A recent Tweet caught my eye: Precarious work on the rise among white collar workers. The CP News article carried by cbc.ca was specifically about Toronto librarians who, despite multiple degrees, wait on average up to 10 years to secure full time positions. If you’ve missed the news stories, Google “precarious work” and you’ll rapidly see it’s an issue today’s economy.
CP News goes on to quote Professor Wayne Lewchuk, co-author the 2015 report The Precarity Penalty. A follow up to an earlier study, It’s More than Poverty, the new report lays out some grim and disturbing statistics, based on a survey of almost 4,200 workers in Ontario. Some 44% of workers 25 – 65 work in jobs with “some degree of precarity”. About one in five workers labour in the most insecure forms of employment (temporary and contract work, and own-account self-employment). The study outlines a host of negative outcomes connected to precarious employment and financial instability: impact on health; disproportionate impact on the foreign born and the racialized; an inability to nurture your family; depression and anxiety; lack of training and opportunity to advance.
A couple of observations from personal experience. I worked in the arts for many years, and I was always troubled that I was better paid and had far more job security than the artists who were at the heart of the enterprise. That included, in various different companies I worked for, artists, actors, dancers, poets, writers, musicians. Yes, they were making a choice, committing to their art form knowing that financial security would be a challenge. They were smart, dedicated people and it was always deeply humbling to watch them create magic.
More recently, we were interviewing for web producers. Almost without exception, the candidates had worked on a series of contracts rather than full-time employment. It spoke to a sector that contracted for labour on an as-needed basis.
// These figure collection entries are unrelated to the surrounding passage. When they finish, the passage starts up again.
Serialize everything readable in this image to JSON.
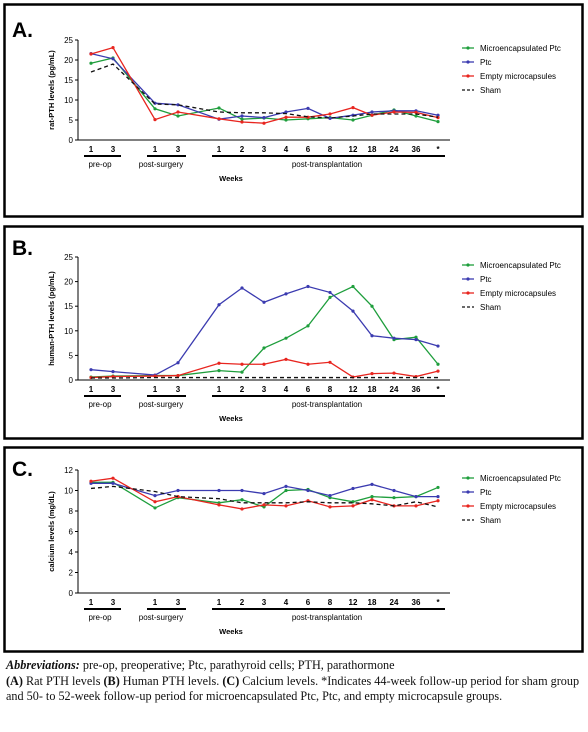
{
  "chart_data": [
    {
      "type": "line",
      "panel_label": "A.",
      "ylabel": "rat-PTH levels (pg/mL)",
      "xlabel": "Weeks",
      "ylim": [
        0,
        25
      ],
      "yticks": [
        0,
        5,
        10,
        15,
        20,
        25
      ],
      "x_ticks": [
        "1",
        "3",
        "1",
        "3",
        "1",
        "2",
        "3",
        "4",
        "6",
        "8",
        "12",
        "18",
        "24",
        "36",
        "*"
      ],
      "groups": [
        "pre-op",
        "post-surgery",
        "post-transplantation"
      ],
      "legend_position": "right",
      "series": [
        {
          "name": "Microencapsulated Ptc",
          "color": "#1e9e3c",
          "style": "solid",
          "values": [
            19.2,
            20.5,
            7.8,
            6.0,
            8.0,
            5.2,
            5.5,
            5.0,
            5.3,
            5.6,
            5.0,
            6.2,
            7.5,
            6.0,
            4.6
          ]
        },
        {
          "name": "Ptc",
          "color": "#3b3bb0",
          "style": "solid",
          "values": [
            21.6,
            20.3,
            9.2,
            8.8,
            5.2,
            6.0,
            5.6,
            7.0,
            7.9,
            5.4,
            6.2,
            7.0,
            7.3,
            7.3,
            6.2
          ]
        },
        {
          "name": "Empty microcapsules",
          "color": "#e8251f",
          "style": "solid",
          "values": [
            21.5,
            23.1,
            5.1,
            7.0,
            5.3,
            4.5,
            4.2,
            5.7,
            5.7,
            6.5,
            8.1,
            6.2,
            7.0,
            6.9,
            5.6
          ]
        },
        {
          "name": "Sham",
          "color": "#111111",
          "style": "dashed",
          "values": [
            17.0,
            19.0,
            9.0,
            8.8,
            7.0,
            6.8,
            6.8,
            6.6,
            5.8,
            5.5,
            6.0,
            6.5,
            6.5,
            6.5,
            5.7
          ]
        }
      ]
    },
    {
      "type": "line",
      "panel_label": "B.",
      "ylabel": "human-PTH levels (pg/mL)",
      "xlabel": "Weeks",
      "ylim": [
        0,
        25
      ],
      "yticks": [
        0,
        5,
        10,
        15,
        20,
        25
      ],
      "x_ticks": [
        "1",
        "3",
        "1",
        "3",
        "1",
        "2",
        "3",
        "4",
        "6",
        "8",
        "12",
        "18",
        "24",
        "36",
        "*"
      ],
      "groups": [
        "pre-op",
        "post-surgery",
        "post-transplantation"
      ],
      "legend_position": "right",
      "series": [
        {
          "name": "Microencapsulated Ptc",
          "color": "#1e9e3c",
          "style": "solid",
          "values": [
            0.6,
            0.8,
            0.9,
            0.9,
            1.9,
            1.6,
            6.5,
            8.5,
            11.0,
            16.8,
            19.0,
            15.0,
            8.2,
            8.7,
            3.2
          ]
        },
        {
          "name": "Ptc",
          "color": "#3b3bb0",
          "style": "solid",
          "values": [
            2.1,
            1.7,
            1.0,
            3.5,
            15.3,
            18.7,
            15.8,
            17.5,
            19.0,
            17.8,
            14.0,
            9.0,
            8.5,
            8.2,
            6.9
          ]
        },
        {
          "name": "Empty microcapsules",
          "color": "#e8251f",
          "style": "solid",
          "values": [
            0.5,
            0.7,
            0.8,
            0.9,
            3.4,
            3.2,
            3.2,
            4.2,
            3.2,
            3.6,
            0.6,
            1.3,
            1.4,
            0.7,
            1.8
          ]
        },
        {
          "name": "Sham",
          "color": "#111111",
          "style": "dashed",
          "values": [
            0.4,
            0.4,
            0.5,
            0.5,
            0.5,
            0.5,
            0.5,
            0.5,
            0.5,
            0.5,
            0.5,
            0.5,
            0.5,
            0.5,
            0.5
          ]
        }
      ]
    },
    {
      "type": "line",
      "panel_label": "C.",
      "ylabel": "calcium levels (mg/dL)",
      "xlabel": "Weeks",
      "ylim": [
        0,
        12
      ],
      "yticks": [
        0,
        2,
        4,
        6,
        8,
        10,
        12
      ],
      "x_ticks": [
        "1",
        "3",
        "1",
        "3",
        "1",
        "2",
        "3",
        "4",
        "6",
        "8",
        "12",
        "18",
        "24",
        "36",
        "*"
      ],
      "groups": [
        "pre-op",
        "post-surgery",
        "post-transplantation"
      ],
      "legend_position": "right",
      "series": [
        {
          "name": "Microencapsulated Ptc",
          "color": "#1e9e3c",
          "style": "solid",
          "values": [
            10.8,
            10.8,
            8.3,
            9.3,
            8.8,
            9.1,
            8.4,
            10.0,
            10.1,
            9.3,
            8.9,
            9.4,
            9.3,
            9.4,
            10.3
          ]
        },
        {
          "name": "Ptc",
          "color": "#3b3bb0",
          "style": "solid",
          "values": [
            10.7,
            10.7,
            9.5,
            10.0,
            10.0,
            10.0,
            9.7,
            10.4,
            10.0,
            9.5,
            10.2,
            10.6,
            10.0,
            9.4,
            9.4
          ]
        },
        {
          "name": "Empty microcapsules",
          "color": "#e8251f",
          "style": "solid",
          "values": [
            10.9,
            11.2,
            8.9,
            9.4,
            8.6,
            8.2,
            8.6,
            8.5,
            9.0,
            8.4,
            8.5,
            9.1,
            8.5,
            8.5,
            9.0
          ]
        },
        {
          "name": "Sham",
          "color": "#111111",
          "style": "dashed",
          "values": [
            10.2,
            10.4,
            9.9,
            9.4,
            9.2,
            8.8,
            8.8,
            8.8,
            8.9,
            8.8,
            8.8,
            8.7,
            8.5,
            8.9,
            8.4
          ]
        }
      ]
    }
  ],
  "caption": {
    "abbr_title": "Abbreviations:",
    "abbr_text": " pre-op, preoperative; Ptc, parathyroid cells; PTH, parathormone",
    "panel_a_label": "(A)",
    "panel_a_text": " Rat PTH levels ",
    "panel_b_label": "(B)",
    "panel_b_text": " Human PTH levels. ",
    "panel_c_label": "(C)",
    "panel_c_text": " Calcium levels. *Indicates 44-week follow-up period for sham group and 50- to 52-week follow-up period for microencapsulated Ptc, Ptc, and empty microcapsule groups."
  }
}
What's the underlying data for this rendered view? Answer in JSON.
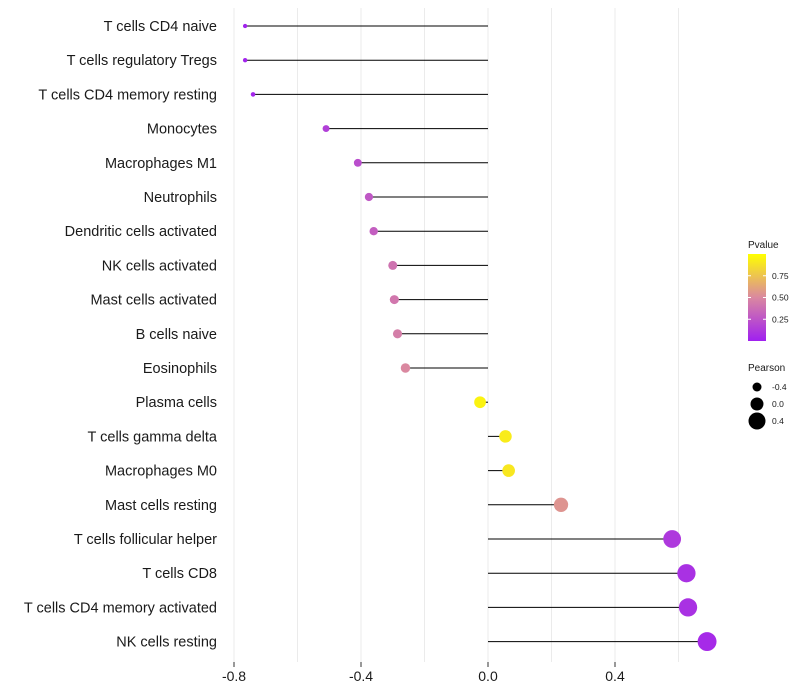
{
  "chart_data": {
    "type": "lollipop",
    "categories": [
      "T cells CD4 naive",
      "T cells regulatory  Tregs",
      "T cells CD4 memory resting",
      "Monocytes",
      "Macrophages M1",
      "Neutrophils",
      "Dendritic cells activated",
      "NK cells activated",
      "Mast cells activated",
      "B cells naive",
      "Eosinophils",
      "Plasma cells",
      "T cells gamma delta",
      "Macrophages M0",
      "Mast cells resting",
      "T cells follicular helper",
      "T cells CD8",
      "T cells CD4 memory activated",
      "NK cells resting"
    ],
    "pearson": [
      -0.765,
      -0.765,
      -0.74,
      -0.51,
      -0.41,
      -0.375,
      -0.36,
      -0.3,
      -0.295,
      -0.285,
      -0.26,
      -0.025,
      0.055,
      0.065,
      0.23,
      0.58,
      0.625,
      0.63,
      0.69
    ],
    "pvalue": [
      0.02,
      0.02,
      0.03,
      0.15,
      0.22,
      0.27,
      0.3,
      0.4,
      0.42,
      0.45,
      0.5,
      0.95,
      0.92,
      0.9,
      0.55,
      0.12,
      0.08,
      0.08,
      0.05
    ],
    "xlim": [
      -0.8,
      0.7
    ],
    "xticks": [
      -0.8,
      -0.4,
      0.0,
      0.4
    ],
    "xtick_labels": [
      "-0.8",
      "-0.4",
      "0.0",
      "0.4"
    ],
    "grid": true,
    "color_scale": {
      "title": "Pvalue",
      "low_color": "#a020f0",
      "mid_color": "#da88a0",
      "high_color": "#ffff00",
      "ticks": [
        0.25,
        0.5,
        0.75
      ],
      "tick_labels": [
        "0.25",
        "0.50",
        "0.75"
      ]
    },
    "size_legend": {
      "title": "Pearson",
      "values": [
        -0.4,
        0.0,
        0.4
      ],
      "labels": [
        "-0.4",
        "0.0",
        "0.4"
      ]
    }
  }
}
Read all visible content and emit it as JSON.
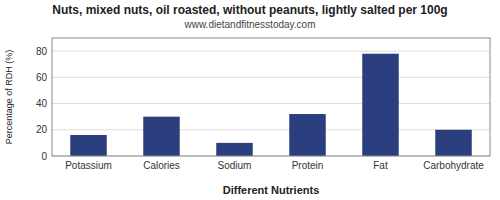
{
  "chart_data": {
    "type": "bar",
    "title": "Nuts, mixed nuts, oil roasted, without peanuts, lightly salted per 100g",
    "subtitle": "www.dietandfitnesstoday.com",
    "categories": [
      "Potassium",
      "Calories",
      "Sodium",
      "Protein",
      "Fat",
      "Carbohydrate"
    ],
    "values": [
      16,
      30,
      10,
      32,
      78,
      20
    ],
    "color": "#2b3f7e",
    "xlabel": "Different Nutrients",
    "ylabel": "Percentage of RDH (%)",
    "ylim": [
      0,
      90
    ],
    "yticks": [
      0,
      20,
      40,
      60,
      80
    ],
    "grid": true
  }
}
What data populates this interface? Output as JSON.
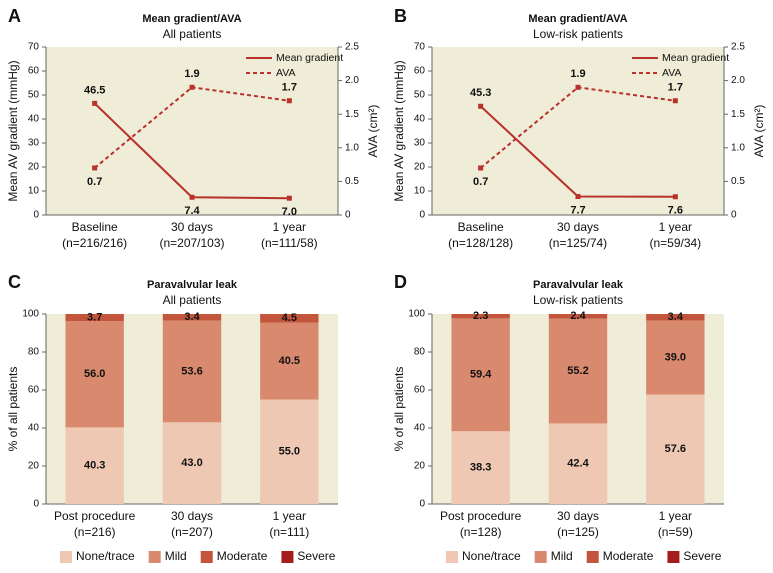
{
  "chart_data": [
    {
      "type": "line",
      "panel": "A",
      "title": "Mean gradient/AVA",
      "subtitle": "All patients",
      "categories": [
        "Baseline",
        "30 days",
        "1 year"
      ],
      "category_notes": [
        "(n=216/216)",
        "(n=207/103)",
        "(n=111/58)"
      ],
      "ylabel": "Mean AV gradient (mmHg)",
      "y2label": "AVA (cm²)",
      "ylim": [
        0,
        70
      ],
      "yticks": [
        0,
        10,
        20,
        30,
        40,
        50,
        60,
        70
      ],
      "y2lim": [
        0,
        2.5
      ],
      "y2ticks": [
        0,
        0.5,
        {
          "value": 1,
          "label": "1.0"
        },
        1.5,
        {
          "value": 2,
          "label": "2.0"
        },
        2.5
      ],
      "legend": "upper right",
      "series": [
        {
          "name": "Mean gradient",
          "color": "#b8312b",
          "values": [
            46.5,
            7.4,
            7.0
          ],
          "value_labels": [
            "46.5",
            "7.4",
            "7.0"
          ]
        },
        {
          "name": "AVA",
          "color": "#b8312b",
          "axis": "y2",
          "dashed": true,
          "values": [
            0.7,
            1.9,
            1.7
          ]
        }
      ]
    },
    {
      "type": "line",
      "panel": "B",
      "title": "Mean gradient/AVA",
      "subtitle": "Low-risk patients",
      "categories": [
        "Baseline",
        "30 days",
        "1 year"
      ],
      "category_notes": [
        "(n=128/128)",
        "(n=125/74)",
        "(n=59/34)"
      ],
      "ylabel": "Mean AV gradient (mmHg)",
      "y2label": "AVA (cm²)",
      "ylim": [
        0,
        70
      ],
      "yticks": [
        0,
        10,
        20,
        30,
        40,
        50,
        60,
        70
      ],
      "y2lim": [
        0,
        2.5
      ],
      "y2ticks": [
        0,
        0.5,
        {
          "value": 1,
          "label": "1.0"
        },
        1.5,
        {
          "value": 2,
          "label": "2.0"
        },
        2.5
      ],
      "legend": "upper right",
      "series": [
        {
          "name": "Mean gradient",
          "color": "#b8312b",
          "values": [
            45.3,
            7.7,
            7.6
          ]
        },
        {
          "name": "AVA",
          "color": "#b8312b",
          "axis": "y2",
          "dashed": true,
          "values": [
            0.7,
            1.9,
            1.7
          ]
        }
      ]
    },
    {
      "type": "stacked_bar",
      "panel": "C",
      "title": "Paravalvular leak",
      "subtitle": "All patients",
      "categories": [
        "Post procedure",
        "30 days",
        "1 year"
      ],
      "category_notes": [
        "(n=216)",
        "(n=207)",
        "(n=111)"
      ],
      "ylabel": "% of all patients",
      "ylim": [
        0,
        100
      ],
      "yticks": [
        0,
        20,
        40,
        60,
        80,
        100
      ],
      "legend": "bottom",
      "series": [
        {
          "name": "None/trace",
          "color": "#efc8b4",
          "values": [
            40.3,
            43.0,
            55.0
          ],
          "value_labels": [
            "40.3",
            "43.0",
            "55.0"
          ]
        },
        {
          "name": "Mild",
          "color": "#d9896e",
          "values": [
            56.0,
            53.6,
            40.5
          ],
          "value_labels": [
            "56.0",
            "53.6",
            "40.5"
          ]
        },
        {
          "name": "Moderate",
          "color": "#c4553d",
          "values": [
            3.7,
            3.4,
            4.5
          ]
        },
        {
          "name": "Severe",
          "color": "#a51c1c",
          "values": [
            0,
            0,
            0
          ]
        }
      ]
    },
    {
      "type": "stacked_bar",
      "panel": "D",
      "title": "Paravalvular leak",
      "subtitle": "Low-risk patients",
      "categories": [
        "Post procedure",
        "30 days",
        "1 year"
      ],
      "category_notes": [
        "(n=128)",
        "(n=125)",
        "(n=59)"
      ],
      "ylabel": "% of all patients",
      "ylim": [
        0,
        100
      ],
      "yticks": [
        0,
        20,
        40,
        60,
        80,
        100
      ],
      "legend": "bottom",
      "series": [
        {
          "name": "None/trace",
          "color": "#efc8b4",
          "values": [
            38.3,
            42.4,
            57.6
          ]
        },
        {
          "name": "Mild",
          "color": "#d9896e",
          "values": [
            59.4,
            55.2,
            39.0
          ],
          "value_labels": [
            "59.4",
            "55.2",
            "39.0"
          ]
        },
        {
          "name": "Moderate",
          "color": "#c4553d",
          "values": [
            2.3,
            2.4,
            3.4
          ]
        },
        {
          "name": "Severe",
          "color": "#a51c1c",
          "values": [
            0,
            0,
            0
          ]
        }
      ]
    }
  ]
}
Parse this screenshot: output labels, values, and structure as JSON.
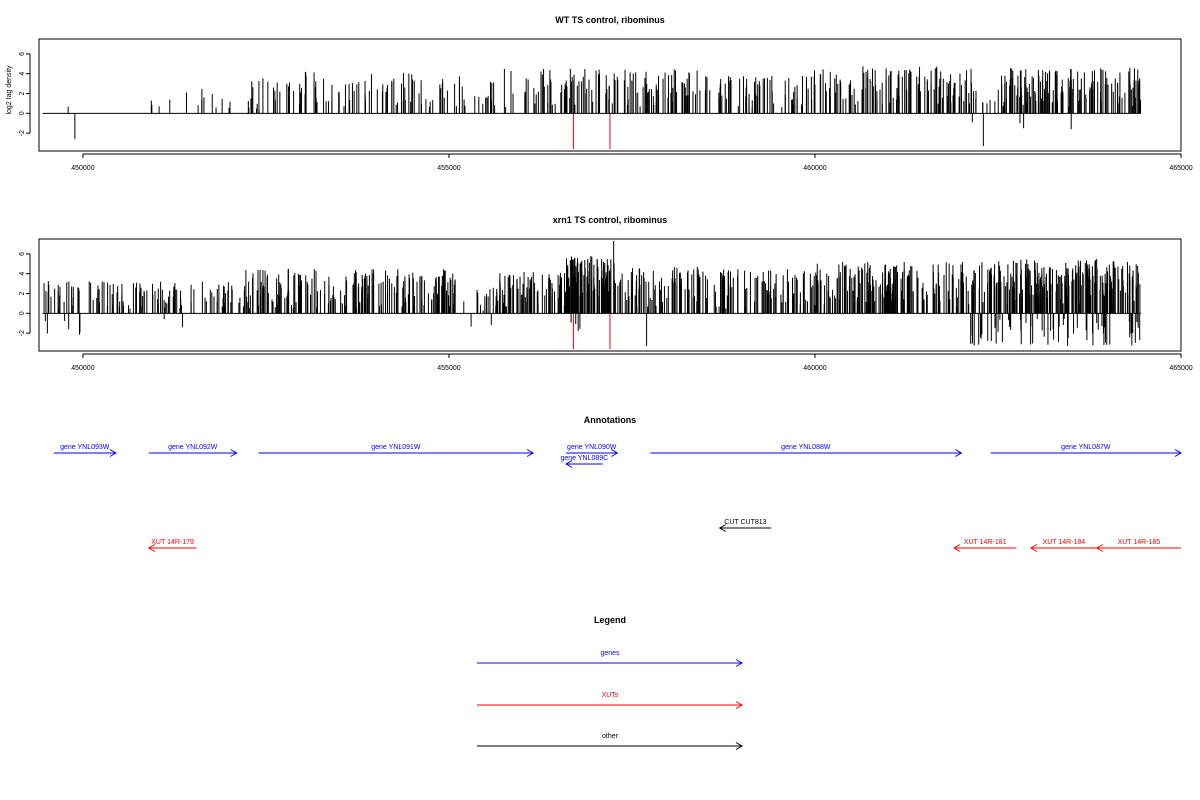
{
  "chart_data": [
    {
      "type": "bar",
      "title": "WT TS control, ribominus",
      "ylabel": "log2 tag density",
      "xlabel": "",
      "xlim": [
        449400,
        465000
      ],
      "ylim": [
        -3.8,
        7.5
      ],
      "yticks": [
        -2,
        0,
        2,
        4,
        6
      ],
      "xticks": [
        450000,
        455000,
        460000,
        465000
      ],
      "xticklabels": [
        "450000",
        "455000",
        "460000",
        "465000"
      ],
      "grid": false,
      "baseline": {
        "x_start": 449450,
        "x_end": 464450,
        "y": 0
      },
      "seed": 11,
      "density_profile": [
        {
          "from": 449450,
          "to": 450900,
          "count": 1,
          "min": 0.5,
          "max": 1.0
        },
        {
          "from": 450900,
          "to": 451300,
          "count": 4,
          "min": 0.6,
          "max": 1.5
        },
        {
          "from": 451300,
          "to": 452200,
          "count": 10,
          "min": 0.4,
          "max": 2.6
        },
        {
          "from": 452200,
          "to": 455200,
          "count": 95,
          "min": 0.4,
          "max": 4.2
        },
        {
          "from": 455200,
          "to": 455500,
          "count": 5,
          "min": 0.3,
          "max": 1.8
        },
        {
          "from": 455500,
          "to": 458400,
          "count": 130,
          "min": 0.6,
          "max": 4.5
        },
        {
          "from": 458400,
          "to": 459900,
          "count": 60,
          "min": 0.3,
          "max": 3.8
        },
        {
          "from": 459900,
          "to": 462200,
          "count": 120,
          "min": 0.6,
          "max": 4.8
        },
        {
          "from": 462200,
          "to": 462500,
          "count": 5,
          "min": 0.3,
          "max": 1.5
        },
        {
          "from": 462500,
          "to": 464450,
          "count": 150,
          "min": 0.6,
          "max": 4.6
        }
      ],
      "negative_bars": [
        {
          "x": 449890,
          "y": -2.6
        },
        {
          "x": 462150,
          "y": -0.9
        },
        {
          "x": 462300,
          "y": -3.3
        },
        {
          "x": 462800,
          "y": -1.0
        },
        {
          "x": 462850,
          "y": -1.5
        },
        {
          "x": 463500,
          "y": -1.6
        }
      ],
      "highlight_bars": [
        {
          "x": 456700,
          "y": -3.6,
          "color": "#ff0000"
        },
        {
          "x": 457200,
          "y": -3.6,
          "color": "#ff0000"
        }
      ]
    },
    {
      "type": "bar",
      "title": "xrn1 TS control, ribominus",
      "ylabel": "",
      "xlabel": "",
      "xlim": [
        449400,
        465000
      ],
      "ylim": [
        -3.8,
        7.5
      ],
      "yticks": [
        -2,
        0,
        2,
        4,
        6
      ],
      "xticks": [
        450000,
        455000,
        460000,
        465000
      ],
      "xticklabels": [
        "450000",
        "455000",
        "460000",
        "465000"
      ],
      "grid": false,
      "baseline": {
        "x_start": 449450,
        "x_end": 464450,
        "y": 0
      },
      "seed": 29,
      "density_profile": [
        {
          "from": 449450,
          "to": 452100,
          "count": 110,
          "min": 0.4,
          "max": 3.3
        },
        {
          "from": 452100,
          "to": 455200,
          "count": 210,
          "min": 0.5,
          "max": 4.5
        },
        {
          "from": 455200,
          "to": 455500,
          "count": 8,
          "min": 0.3,
          "max": 2.5
        },
        {
          "from": 455500,
          "to": 456600,
          "count": 85,
          "min": 0.6,
          "max": 4.2
        },
        {
          "from": 456600,
          "to": 457300,
          "count": 110,
          "min": 1.2,
          "max": 5.8
        },
        {
          "from": 457300,
          "to": 458400,
          "count": 70,
          "min": 0.5,
          "max": 4.8
        },
        {
          "from": 458400,
          "to": 459900,
          "count": 85,
          "min": 0.4,
          "max": 4.5
        },
        {
          "from": 459900,
          "to": 462200,
          "count": 180,
          "min": 0.6,
          "max": 5.2
        },
        {
          "from": 462200,
          "to": 464450,
          "count": 230,
          "min": 0.8,
          "max": 5.5
        }
      ],
      "extra_bars": [
        {
          "x": 457250,
          "y": 7.3
        },
        {
          "x": 449850,
          "y": 0.8
        }
      ],
      "negative_profile": [
        {
          "from": 449450,
          "to": 450000,
          "count": 6,
          "min": 0.5,
          "max": 2.8
        },
        {
          "from": 451000,
          "to": 451400,
          "count": 2,
          "min": 0.5,
          "max": 2.4
        },
        {
          "from": 454900,
          "to": 455600,
          "count": 2,
          "min": 1.0,
          "max": 2.3
        },
        {
          "from": 456600,
          "to": 456800,
          "count": 4,
          "min": 0.8,
          "max": 1.8
        },
        {
          "from": 462050,
          "to": 464450,
          "count": 70,
          "min": 0.5,
          "max": 3.3
        }
      ],
      "negative_bars": [
        {
          "x": 457700,
          "y": -3.3
        }
      ],
      "highlight_bars": [
        {
          "x": 456700,
          "y": -3.6,
          "color": "#ff0000"
        },
        {
          "x": 457200,
          "y": -3.6,
          "color": "#ff0000"
        }
      ]
    }
  ],
  "annotations": {
    "title": "Annotations",
    "xlim": [
      449400,
      465000
    ],
    "features": [
      {
        "label": "gene YNL093W",
        "start": 449600,
        "end": 450450,
        "strand": "+",
        "row": 0,
        "color": "#0000ff"
      },
      {
        "label": "gene YNL092W",
        "start": 450900,
        "end": 452100,
        "strand": "+",
        "row": 0,
        "color": "#0000ff"
      },
      {
        "label": "gene YNL091W",
        "start": 452400,
        "end": 456150,
        "strand": "+",
        "row": 0,
        "color": "#0000ff"
      },
      {
        "label": "gene YNL090W",
        "start": 456600,
        "end": 457300,
        "strand": "+",
        "row": 0,
        "color": "#0000ff"
      },
      {
        "label": "gene YNL089C",
        "start": 456600,
        "end": 457100,
        "strand": "-",
        "row": 1,
        "color": "#0000ff"
      },
      {
        "label": "gene YNL088W",
        "start": 457750,
        "end": 462000,
        "strand": "+",
        "row": 0,
        "color": "#0000ff"
      },
      {
        "label": "gene YNL087W",
        "start": 462400,
        "end": 465000,
        "strand": "+",
        "row": 0,
        "color": "#0000ff"
      },
      {
        "label": "CUT CUT813",
        "start": 458700,
        "end": 459400,
        "strand": "-",
        "row": 2,
        "color": "#000000"
      },
      {
        "label": "XUT 14R-179",
        "start": 450900,
        "end": 451550,
        "strand": "-",
        "row": 3,
        "color": "#ff0000"
      },
      {
        "label": "XUT 14R-181",
        "start": 461900,
        "end": 462750,
        "strand": "-",
        "row": 3,
        "color": "#ff0000"
      },
      {
        "label": "XUT 14R-184",
        "start": 462950,
        "end": 463850,
        "strand": "-",
        "row": 3,
        "color": "#ff0000"
      },
      {
        "label": "XUT 14R-185",
        "start": 463850,
        "end": 465000,
        "strand": "-",
        "row": 3,
        "color": "#ff0000"
      }
    ]
  },
  "legend": {
    "title": "Legend",
    "items": [
      {
        "label": "genes",
        "color": "#0000ff"
      },
      {
        "label": "XUTs",
        "color": "#ff0000"
      },
      {
        "label": "other",
        "color": "#000000"
      }
    ]
  }
}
These were technically skilled individuals with considerable experience, but always working from contract to contract.
The CP article also talks about how difficult it is to become a full time teacher these days, with aspiring teachers working as supply teachers, short term contracts for years before either getting hired or moving on. Our teacher friends have commented how young, talented would-be teachers not getting hired, to the detriment of students.
Of course, Lewchuk’s study is about more than the white collar population. The people who suffer disproportionately from precarious employment are not white collar at all but recent immigrants, women and people of colour.
As the economy shifts, full time jobs with benefits are becoming less common. In the GTA, less than half of workers enjoy full-time permanent employment.
It makes me realize how lucky I am to have a full-time job. It makes me wonder what my son’s outlook will be.